Après 17 jours de grève, et alors que la situation commençait à devenir critique dans les communes privées de collecte de leurs ordures ménagères, un compromis a été trouvé samedi dernier entre la direction et les salariés.
La première revendication qui concernait le respect des personnes par une direction locale au comportement d'un autre temps  traitant son personnel comme du bétail a trouvé une issue positive. Mais le compte n'y est pas encore.

En effet, le harcelement, les sanctions, les primes et avancements à la tête du client,  les divisions entre les salariés, le mépris des organisations syndicales...toutes les méthodes patronales des plus rétrogrades avaient exaspéré ces salariés. Ce ras-le-bol et cette souffrance les conduisant jusqu'à une grève quasi totale et d'une durée exceptionnelle.

Face à cette détermination, la direction nationale de Véolia a dû accepter le départ de ce directeur de choc et commencer à discuter avec ses salariés.

C'est la résolution de cette question du respect de la personne humaine qui a permis samedi de débloquer la situation ainsi qu'un accord sur les conditions de la reprise du travail.

Il n'en reste pas moins que nombre de revendications, notamment salariales et sur les conditions de travail restent en suspens car les négociations annuelles sur ce sujet doivent s'ouvrir dans quelques semaines.

C'est pourquoi, après ce premier succès, les salariés entendent maintenir la pression sur la direction en suspendant la grève, mais pouvant la reprendre en cas de nouveau blocage de la discussion.

Augmentations de salaires : Véolia peut payer

Les salariés ont, pendant cette grève, pris conscience que Véolia avait les moyens de satisfaire largement les exigences salariales du personnel compte tenu des résultats obtenus par l'entreprise en 2015 grâce à leur travail.

En effet, au moment même où les salariés étaient en grève le groupe a publié ses résultats financiers 2015.

Il a levé le voile sur l'ampleur des richesses de l'entreprise servant à gaver le groupe dirigeant de l'entreprise en "avantages et rémunérations" et les actionnaires en dividendes.

Dès 2016  + 40 % pour les dirigeants et dans les 3 prochaines année + 33 % pour les actionnaires.

Le  groupe dirigeant constitué de quelques dizaines de personnes, s'est octroyé en 2015 14,3 millions d'euros contre 10,2 millions en 2014 ( + 41 %)

De même, les actionnaires, eux aussi, ont bénéficié des largesses de l'entreprise : le dividende touché en 2016 augmentera de 4,5 % et l'entreprise s'est engagée pour les 3 prochaines années à augmenter ces dividendes de 10 % chaque année, soit plus de 33 % en trois ans

Dépenser plus pour le développement des hommes, leur emploi en CDI, leur salaire et leur formation

Les salariés entendent bien s'appuyer sur un tel scandale pour exiger des augmentations de salaire et plus d'emplois en CDI.

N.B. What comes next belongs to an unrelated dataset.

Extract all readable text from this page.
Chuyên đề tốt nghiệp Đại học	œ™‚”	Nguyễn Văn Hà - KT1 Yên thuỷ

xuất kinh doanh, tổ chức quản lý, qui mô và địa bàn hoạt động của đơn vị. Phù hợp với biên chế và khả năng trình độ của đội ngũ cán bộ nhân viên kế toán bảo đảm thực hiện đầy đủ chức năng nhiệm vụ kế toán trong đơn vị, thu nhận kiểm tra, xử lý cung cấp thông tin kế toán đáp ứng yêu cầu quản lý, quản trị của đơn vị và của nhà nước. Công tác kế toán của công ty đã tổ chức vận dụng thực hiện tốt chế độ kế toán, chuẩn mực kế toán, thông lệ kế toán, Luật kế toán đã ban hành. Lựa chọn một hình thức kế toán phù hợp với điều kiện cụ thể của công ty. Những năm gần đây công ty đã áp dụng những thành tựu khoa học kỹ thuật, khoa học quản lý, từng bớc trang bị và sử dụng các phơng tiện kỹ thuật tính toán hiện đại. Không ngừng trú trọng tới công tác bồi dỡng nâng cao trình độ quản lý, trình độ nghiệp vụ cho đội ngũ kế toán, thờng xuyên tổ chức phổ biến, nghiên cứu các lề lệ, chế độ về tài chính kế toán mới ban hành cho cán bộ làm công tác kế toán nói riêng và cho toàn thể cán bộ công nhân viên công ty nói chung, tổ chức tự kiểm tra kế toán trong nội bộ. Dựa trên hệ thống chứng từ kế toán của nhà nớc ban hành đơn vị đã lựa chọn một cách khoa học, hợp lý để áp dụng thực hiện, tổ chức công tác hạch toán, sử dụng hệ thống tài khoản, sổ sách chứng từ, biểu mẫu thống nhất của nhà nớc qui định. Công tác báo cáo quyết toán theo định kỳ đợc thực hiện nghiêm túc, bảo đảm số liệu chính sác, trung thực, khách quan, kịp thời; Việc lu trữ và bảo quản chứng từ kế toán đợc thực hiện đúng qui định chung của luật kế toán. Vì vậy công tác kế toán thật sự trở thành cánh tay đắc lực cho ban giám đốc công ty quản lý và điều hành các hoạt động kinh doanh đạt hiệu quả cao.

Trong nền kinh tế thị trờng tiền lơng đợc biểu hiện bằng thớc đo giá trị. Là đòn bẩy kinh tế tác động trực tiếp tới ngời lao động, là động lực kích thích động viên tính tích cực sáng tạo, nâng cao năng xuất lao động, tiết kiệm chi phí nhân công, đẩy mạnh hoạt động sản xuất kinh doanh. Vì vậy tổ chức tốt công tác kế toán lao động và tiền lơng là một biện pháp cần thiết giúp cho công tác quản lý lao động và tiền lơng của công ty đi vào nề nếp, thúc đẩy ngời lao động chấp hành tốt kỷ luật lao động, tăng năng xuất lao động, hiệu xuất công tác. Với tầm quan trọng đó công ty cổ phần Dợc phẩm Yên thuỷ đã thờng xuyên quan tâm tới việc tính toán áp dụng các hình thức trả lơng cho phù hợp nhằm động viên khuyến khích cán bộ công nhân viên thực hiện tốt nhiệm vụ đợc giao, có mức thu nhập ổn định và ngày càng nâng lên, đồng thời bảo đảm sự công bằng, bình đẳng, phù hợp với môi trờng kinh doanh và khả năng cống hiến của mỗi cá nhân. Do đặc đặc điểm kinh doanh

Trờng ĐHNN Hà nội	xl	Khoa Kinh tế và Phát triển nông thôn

Ils savent que les objectifs démentiels de la direction pour payer les actionnaires ne pourront passer que par de nouveaux sacrifices imposés aux salariés.

Ces dirigeants du groupe Véolia ont déjà supprimé 450 emplois en France l'an dernier. Ils ont baissé de 10 % des dépenses de recherche sacrifiant l'avenir et l'efficacité du service public.

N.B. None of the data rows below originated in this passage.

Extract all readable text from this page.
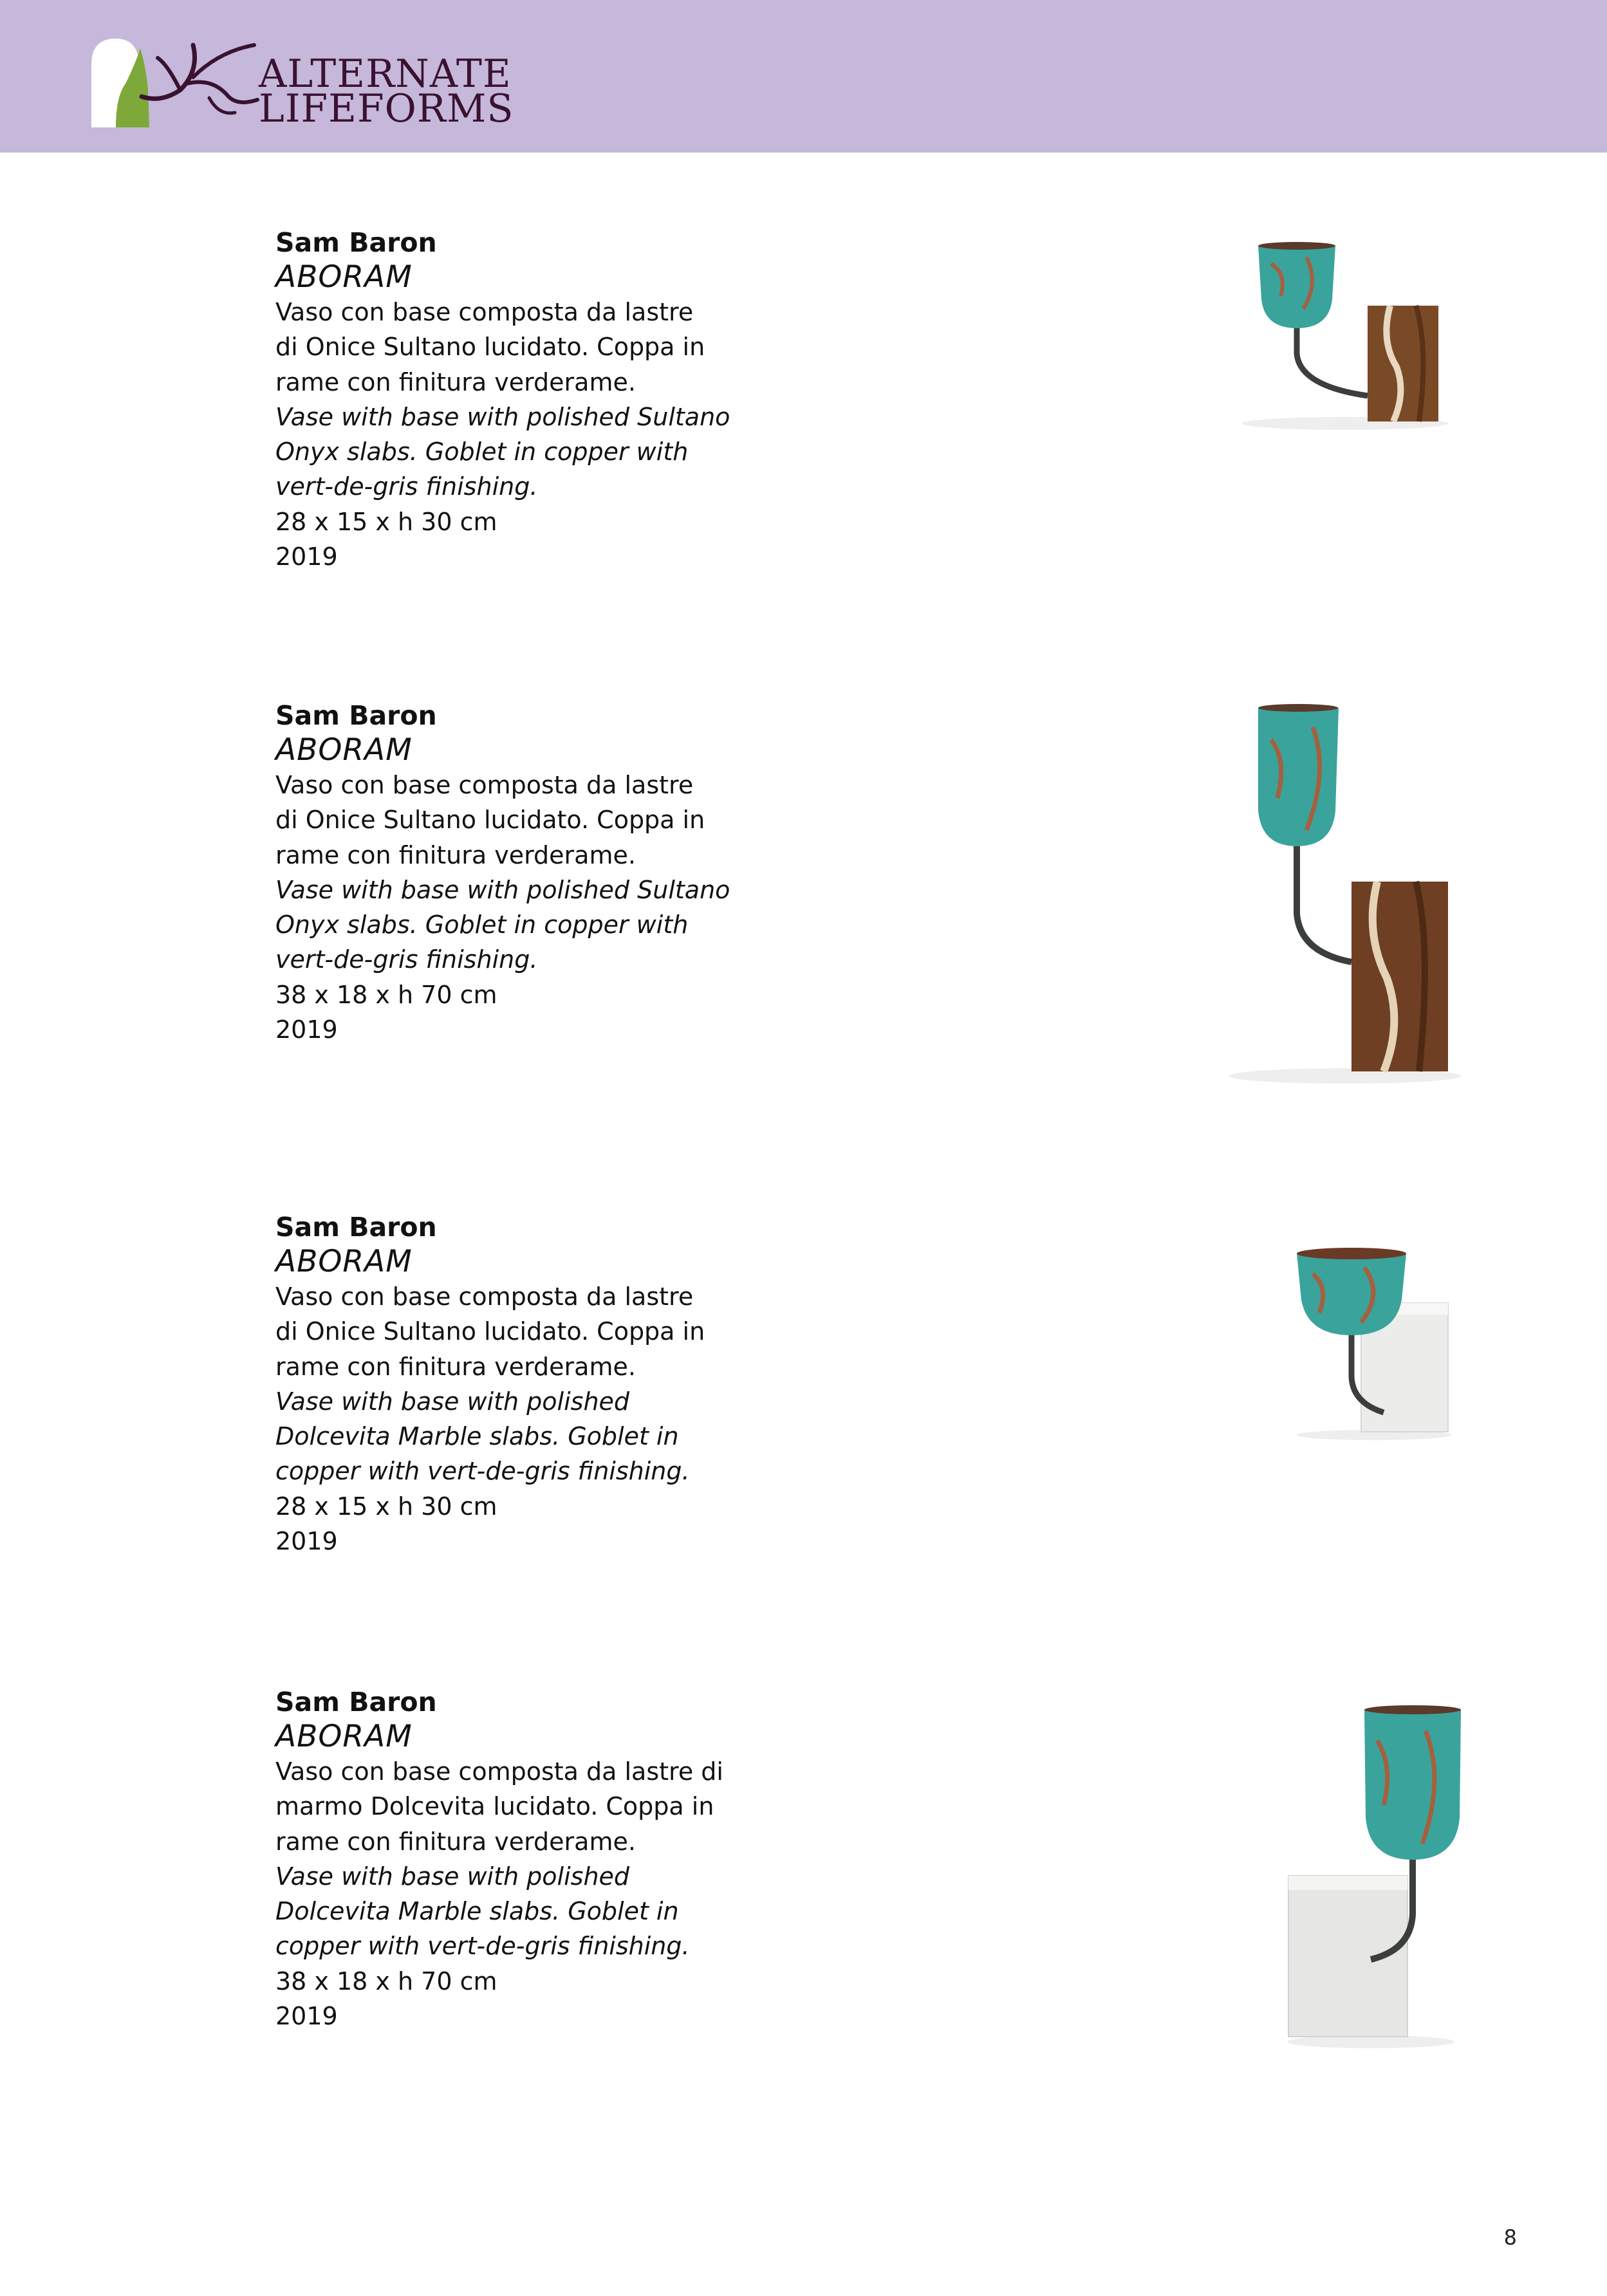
ALTERNATE
LIFEFORMS
Sam Baron
ABORAM
Vaso con base composta da lastre
di Onice Sultano lucidato. Coppa in
rame con finitura verderame.
Vase with base with polished Sultano
Onyx slabs. Goblet in copper with
vert-de-gris finishing.
28 x 15 x h 30 cm
2019
Sam Baron
ABORAM
Vaso con base composta da lastre
di Onice Sultano lucidato. Coppa in
rame con finitura verderame.
Vase with base with polished Sultano
Onyx slabs. Goblet in copper with
vert-de-gris finishing.
38 x 18 x h 70 cm
2019
Sam Baron
ABORAM
Vaso con base composta da lastre
di Onice Sultano lucidato. Coppa in
rame con finitura verderame.
Vase with base with polished
Dolcevita Marble slabs. Goblet in
copper with vert-de-gris finishing.
28 x 15 x h 30 cm
2019
Sam Baron
ABORAM
Vaso con base composta da lastre di
marmo Dolcevita lucidato. Coppa in
rame con finitura verderame.
Vase with base with polished
Dolcevita Marble slabs. Goblet in
copper with vert-de-gris finishing.
38 x 18 x h 70 cm
2019
8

Quand la direction prévoit de diminuer les coûts de l'entreprise de 600 millions de 2016 à 2018, c'est en premier lieu sur les salariés que la direction cherchera à réaliser ces économies. En effet, le gasoil payé pour leurs camions tout comme les taux d'intérêt pour les crédits à l'achat de leurs camions qui constituent des dépenses importantes risquent de devenir bien plus chers.

Pour compenser, on cherchera encore à aggraver les conditions de travail, à accélérer les cadences ou à réduire le nombre de collectes de déchet. Ce qui affecterait non seulement les usagers dont le service rendu serait dégradé, mais aussi les salariés dont les conditions de travail serait rendues plus pénibles par l'alourdissement des charges à chaque tournée.

Utiliser autrement l'argent de Véolia :

Il faut en finir d'enrichir les rentiers pour dépenser plus pour les salaires, la formation et la recherche.

Pour stopper un tel engrenage  il faut que Véolia mobilise ses immenses moyens financiers au développement de l'entreprise au lieu de faire de l'argent avec de l'argent.

Plutôt que de dépenser en salaire, emplois ou investissements utiles, aujourd'hui la direction préfère placer des milliards d'euros sur les marchés financiers: il préfère accumuler une trésorerie monstrueuse qui est  passée de 3,1 milliards € en 2014 à 4,1 milliards € en 2015 pour la placer ainsi dans la finance. C'est un gâchis considérable pour l'entreprise et ses salariés.

Mener jusqu'au bout le combat pour que le Code du travail réponde, par des dispositions concrètes faisant du CDI la norme juridique effective, à l'exigence d'une sécurisation de l'emploi et de la formation tout au long de la vie, cela veut dire ne pas laisser  le patronat décider de tout.
Et donc cela implique d’aller vers la création de nouveaux pouvoirs pour les salariés comme les usagers des services publics ou les élus sur les territoires pour peser sur les choix des patrons pour que les redevances ne soient plus gâches dans la finance.  De même, il faut impliquer les banques tout autrement et un service public de l’emploi profondément rénové, appuyant la sécurisation.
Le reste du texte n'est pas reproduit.